Let's start by talking about the transition from womb to world. Baby goes from a warm, dark, environment with a constant feeding tube to a loud, bright, cold, chaotic, environment where he has to "seek" food for himself. Luckily he has you to take care of that need for him, and breastfeeding can meet all the needs beyond nutritional, including providing warmth and comfort.

We, as humans, belong to a class of creatures known as "carry mammals". This is because, like other primates, we carry our little ones. They are kept close to us always, an evolutionary design to enhance security, and for ease of feeding. See, newborns are designed to nurse frequently, and not on a schedule. They're not designed to nurse every 3 hours on the dot. No. A human infant could very well require feeding every half hour for 2 hours, then go a stretch of 4 hours without requiring a feed. Other infants might nurse every 2 hours during the day and every four at night.

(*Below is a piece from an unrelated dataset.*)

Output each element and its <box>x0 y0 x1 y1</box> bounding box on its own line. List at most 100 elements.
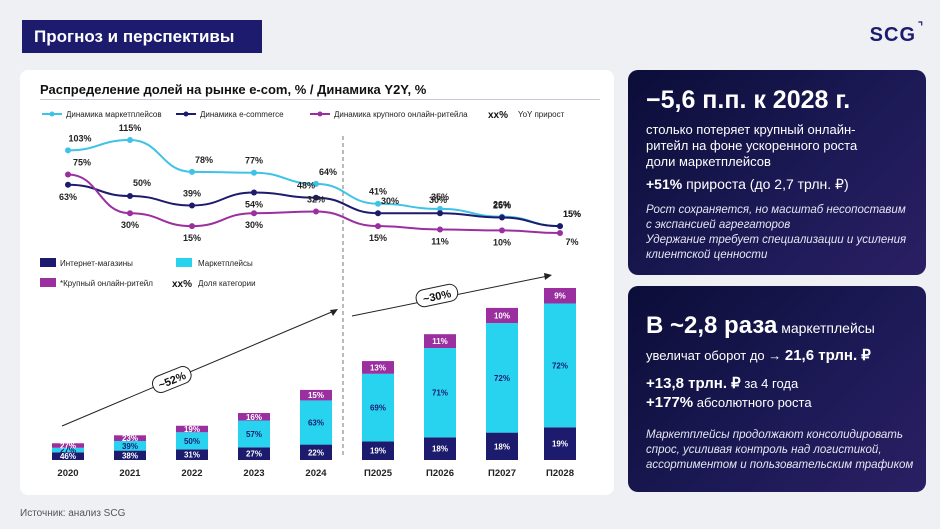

Keep in mind not every nursing session is for food either. As we stated above, nursing meets other needs, and sometimes, is simply for comfort. You will be able to tell the difference once you experience these comfort nursing sessions.

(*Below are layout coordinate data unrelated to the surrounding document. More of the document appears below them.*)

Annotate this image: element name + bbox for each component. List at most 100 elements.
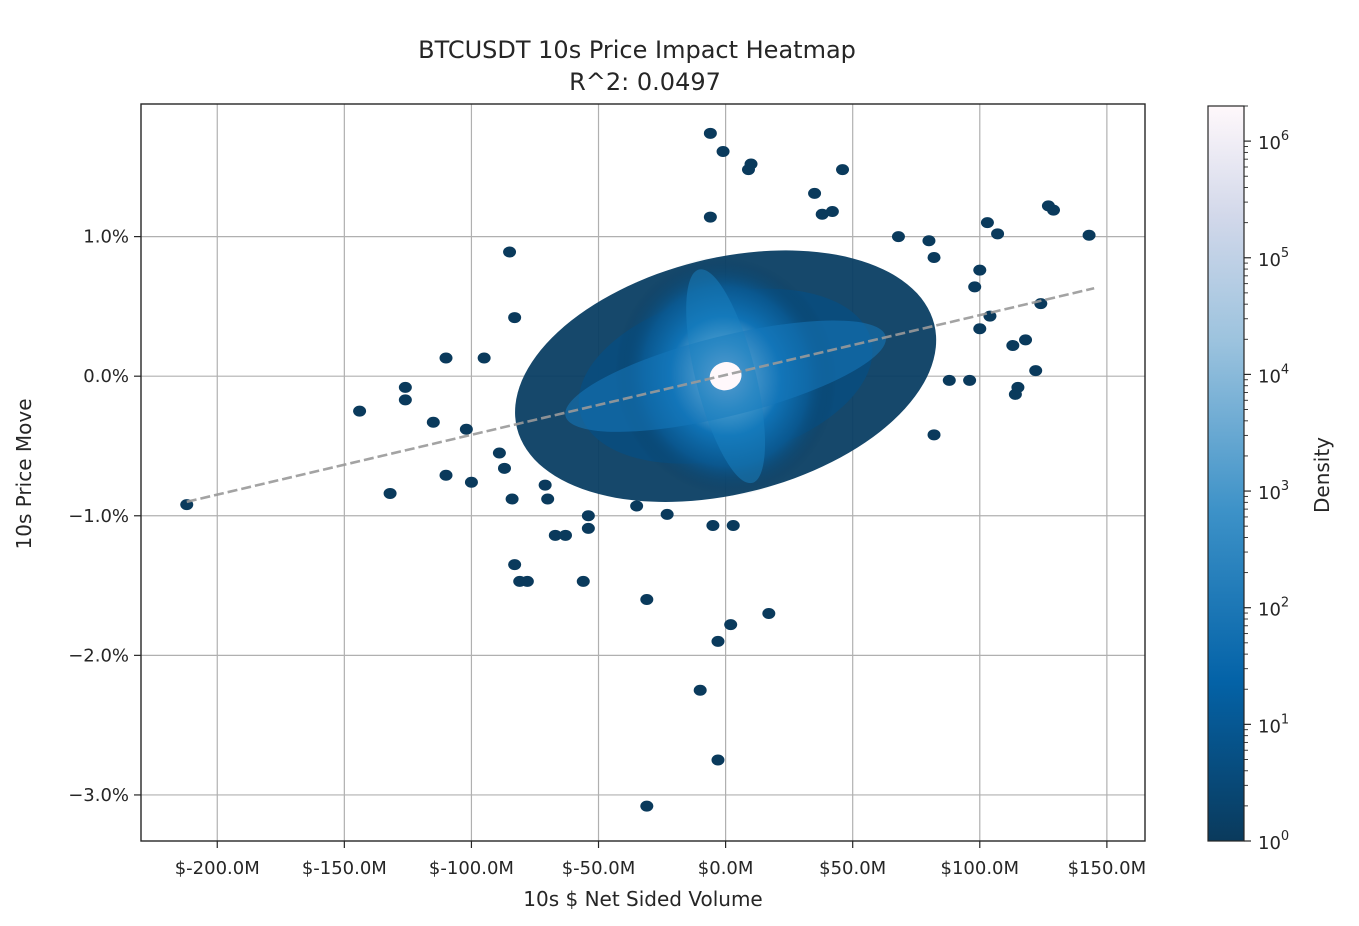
x-tick-label: $150.0M [1068, 858, 1147, 879]
outlier-bin [640, 800, 654, 812]
x-tick-label: $-200.0M [175, 858, 260, 879]
outlier-bin [927, 252, 941, 264]
colorbar-tick-exponent: 5 [1281, 246, 1289, 261]
colorbar-tick-base: 10 [1258, 133, 1281, 154]
outlier-bin [439, 469, 453, 481]
outlier-bin [991, 228, 1005, 240]
outlier-bin [973, 323, 987, 335]
outlier-bin [398, 394, 412, 406]
colorbar-tick-label: 101 [1258, 712, 1289, 737]
outlier-bin [1082, 229, 1096, 241]
colorbar-tick-base: 10 [1258, 716, 1281, 737]
x-tick-label: $50.0M [819, 858, 886, 879]
fit-line-layer [186, 286, 1095, 504]
outlier-bin [383, 487, 397, 499]
colorbar-tick-label: 100 [1258, 829, 1289, 854]
outlier-bin [711, 754, 725, 766]
outlier-bin [726, 520, 740, 532]
outlier-bin [716, 145, 730, 157]
outlier-bin [508, 312, 522, 324]
outlier-bin [541, 493, 555, 505]
outlier-bin [581, 510, 595, 522]
chart-subtitle: R^2: 0.0497 [569, 68, 721, 96]
outlier-bin [439, 352, 453, 364]
outlier-bin [548, 529, 562, 541]
outlier-bin [576, 575, 590, 587]
colorbar-tick-exponent: 1 [1281, 712, 1289, 727]
colorbar-tick-base: 10 [1258, 833, 1281, 854]
outlier-bin [1006, 339, 1020, 351]
outlier-bin [503, 246, 517, 258]
colorbar-tick-label: 105 [1258, 246, 1289, 271]
y-ticks: 1.0% 0.0% −1.0% −2.0% −3.0% [68, 227, 141, 806]
outlier-bin [459, 423, 473, 435]
y-tick-label: 1.0% [83, 227, 129, 248]
x-ticks: $-200.0M $-150.0M $-100.0M $-50.0M $0.0M $50.… [175, 841, 1146, 879]
outlier-bin [762, 607, 776, 619]
outlier-bin [398, 381, 412, 393]
outlier-bin [505, 493, 519, 505]
x-tick-label: $-100.0M [429, 858, 514, 879]
outlier-bin [744, 158, 758, 170]
outlier-bin [808, 187, 822, 199]
x-axis-label: 10s $ Net Sided Volume [523, 887, 762, 911]
plot-frame [140, 103, 1146, 842]
outlier-bin [711, 635, 725, 647]
outlier-bin [980, 217, 994, 229]
outlier-bin [508, 559, 522, 571]
outlier-bin [464, 476, 478, 488]
outlier-bin [1019, 334, 1033, 346]
outlier-bin [836, 164, 850, 176]
colorbar-tick-base: 10 [1258, 366, 1281, 387]
chart-title: BTCUSDT 10s Price Impact Heatmap [418, 36, 856, 64]
y-tick-label: −1.0% [68, 506, 129, 527]
colorbar-tick-exponent: 6 [1281, 129, 1289, 144]
outlier-bin [640, 594, 654, 606]
colorbar [1207, 105, 1245, 842]
outlier-bin [973, 264, 987, 276]
outlier-bin [703, 211, 717, 223]
outlier-bin [815, 208, 829, 220]
colorbar-tick-base: 10 [1258, 483, 1281, 504]
colorbar-tick-exponent: 2 [1281, 596, 1289, 611]
outlier-bin [942, 374, 956, 386]
colorbar-tick-label: 103 [1258, 479, 1289, 504]
y-axis-label: 10s Price Move [12, 398, 36, 549]
outlier-bin [630, 500, 644, 512]
x-tick-label: $100.0M [941, 858, 1020, 879]
outlier-bin [1011, 381, 1025, 393]
outlier-bin [581, 522, 595, 534]
outlier-bin [353, 405, 367, 417]
outlier-bin [1046, 204, 1060, 216]
colorbar-tick-label: 104 [1258, 362, 1289, 387]
outlier-bin [1029, 365, 1043, 377]
x-tick-label: $0.0M [698, 858, 754, 879]
y-tick-label: 0.0% [83, 366, 129, 387]
colorbar-tick-label: 106 [1258, 129, 1289, 154]
outlier-bin [558, 529, 572, 541]
x-tick-label: $-50.0M [562, 858, 636, 879]
outlier-bin [968, 281, 982, 293]
colorbar-tick-exponent: 3 [1281, 479, 1289, 494]
outlier-bin [922, 235, 936, 247]
colorbar-tick-exponent: 0 [1281, 829, 1289, 844]
outlier-bin [492, 447, 506, 459]
outlier-bin [426, 416, 440, 428]
colorbar-tick-exponent: 4 [1281, 362, 1289, 377]
outlier-bin [706, 520, 720, 532]
colorbar-tick-base: 10 [1258, 600, 1281, 621]
outlier-bin [520, 575, 534, 587]
outlier-bin [703, 127, 717, 139]
outlier-bin [477, 352, 491, 364]
colorbar-tick-label: 102 [1258, 596, 1289, 621]
outlier-bin [963, 374, 977, 386]
outlier-bin [825, 205, 839, 217]
outlier-bin [693, 684, 707, 696]
colorbar-label: Density [1310, 437, 1334, 513]
outlier-bin [724, 619, 738, 631]
regression-fit-line [186, 286, 1095, 504]
outlier-bin [891, 231, 905, 243]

Generally speaking, we like to see a newborn nurse somewhere between 8 and 12 times in a 24 hour period. This does NOT translate to every 2-3 hours, just because that's how the math averages out. Babies might "cluster feed" and then go for a long stretch without nursing. If your newborn is nursing dramatically outside this window (4-6 times, or 14+ times in 24 hours) you might want to get evaluated by a Lactation Professional. There are some concerning conditions that could cause this kind of ongoing nursing pattern, or it could be benign. Follow your mama gut, but it never hurts to seek advice! I know 12 feeds in 24 hours sounds absolutely exhausting, and it can be! But keep in mind that human babies are born the least mature of all mammals. This transition to earthside is often referred to as "the fourth trimester". It is so important to treat baby with the respect of meeting their constant needs, because when you meet the need it ceases to exist. Worrying about spoiling your baby is unnecessary because their constant neediness is biological. Any other expectations of how a newborn should behave is purely social, and guess what, newborns are not aware of societal expectations. The frequent feeding, cluster feeding, and fourth trimester does not last forever. This frequent feeding builds your supply, and sets the groundwork for a healthy nursing relationship. It does get easier, and while your baby may still nurse frequently as he grows and develops, he will also become more efficient. Before you know it you'll have a crawler, a walker, and then a teenager. Enjoy this time. They only stay little for so long.

How often did your newborn nurse? Did you experience cluster feeding? Have you ever heard of "The fourth trimester"?